ABSTRACT About half the volume of sawlogs ends up as sawn and planed timber. The rest is lost due to drying shrinkage or is turned into by products. As the raw material is a major expense for a sawmill, it is important to reduce waste. To investigate how much the volume yield in the production of sawn and planed timber could be increased by reducing the target dimensions in the sawing stage in a sawmill, two groups of sawn timber were planed under similar conditions. One group consisted of sawn Scots pine timber with a large variation in twist. The other group consisted of sawn Norway spruce timber planed under different pressure settings. Using X-ray images, the minimum dimension for avoiding planer misses was calculated for each board, to find the smallest green target dimension. This was compared to actual measured dimensions.
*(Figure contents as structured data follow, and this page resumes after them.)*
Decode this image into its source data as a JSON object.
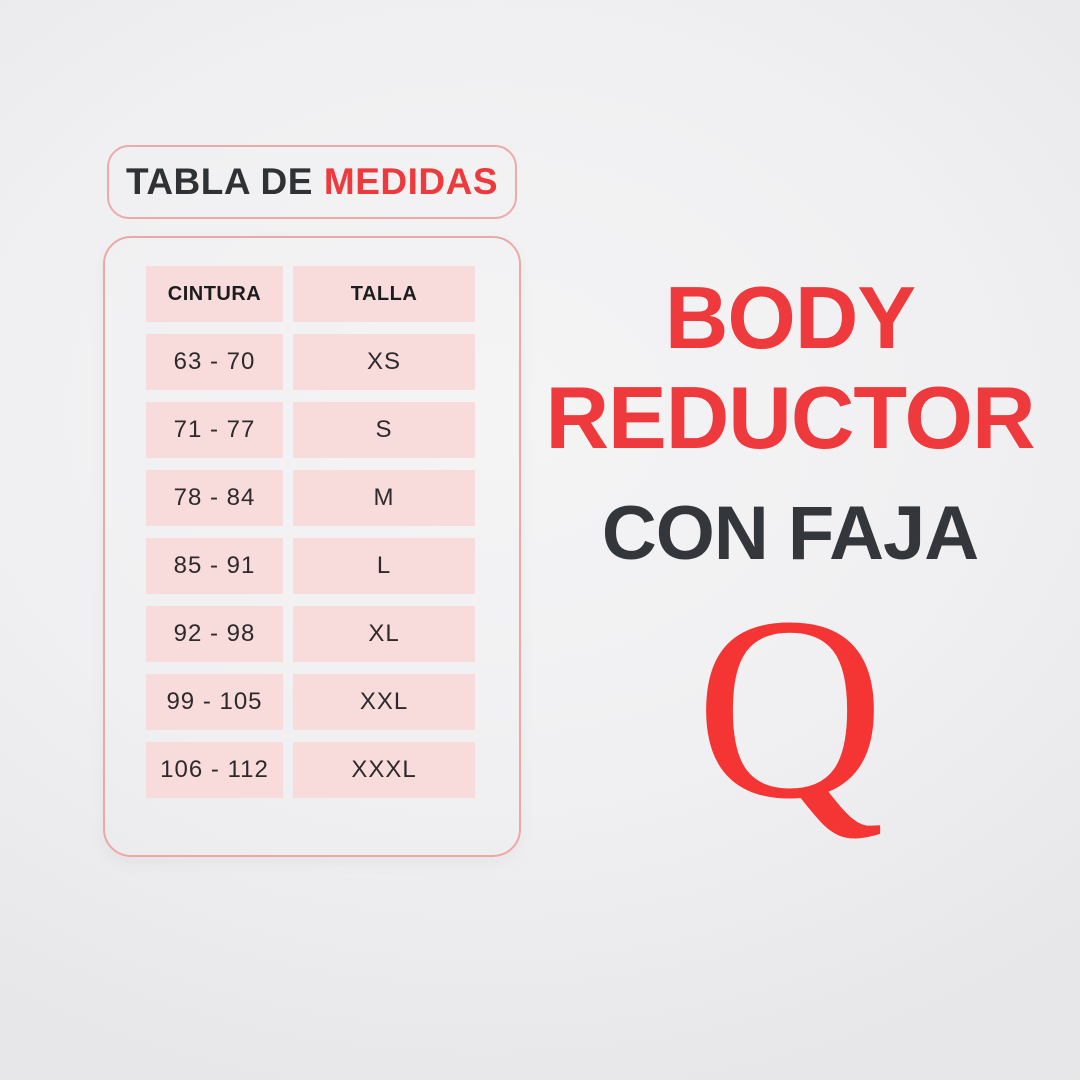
{
  "title_box": {
    "text_dark": "TABLA DE",
    "text_red": "MEDIDAS"
  },
  "size_table": {
    "headers": [
      "CINTURA",
      "TALLA"
    ],
    "rows": [
      {
        "cintura": "63 - 70",
        "talla": "XS"
      },
      {
        "cintura": "71 - 77",
        "talla": "S"
      },
      {
        "cintura": "78 - 84",
        "talla": "M"
      },
      {
        "cintura": "85 - 91",
        "talla": "L"
      },
      {
        "cintura": "92 - 98",
        "talla": "XL"
      },
      {
        "cintura": "99 - 105",
        "talla": "XXL"
      },
      {
        "cintura": "106 - 112",
        "talla": "XXXL"
      }
    ]
  },
  "right_panel": {
    "heading_line1": "BODY",
    "heading_line2": "REDUCTOR",
    "subheading": "CON FAJA",
    "logo_letter": "Q"
  },
  "colors": {
    "accent_red": "#ee3a3c",
    "logo_red": "#f53434",
    "dark_text": "#2f3235",
    "cell_pink": "#f8dcdc",
    "border_pink": "#eba9a6",
    "background": "#f0f0f2"
  }
}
It was found that most sawn timber had unnecessarily large dimensions, and it was also found that a reduction in the target dimensions could increase the volume yield for sawn and planed timber by more than 3 percentage points. Boards with large twist would however need a higher planing allowance. The effect of the planer pressure setting was negligible.

Handling positioning errors when optimizing sawing of Scots pine and Norway spruce logs using CT scanning

Since computed tomography (CT) X-ray scanning is becoming a reality in sawmills, different studies have been made to establish how well the sawing position of a log can be optimized using CT data. It is also known that positioning errors have an adverse effect on optimization, since the optimization methods used are rather sensitive to positioning errors. To mitigate the effect of positioning errors, a method is proposed in this article that filters results produced by sawing simulation, using a Gaussian filter of a size according to the positioning error. Using these filtered values for optimization, it is possible to retain two percent extra value of the sawn timber, when rotation and offset errors are present, compared to a regular optimization method. A method more robust to positioning errors is more useful in practice, since positioning errors of various magnitudes are always present in sawmills. The main contribution of this paper is, therefore, an optimization method that reduces the effect of positioning errors.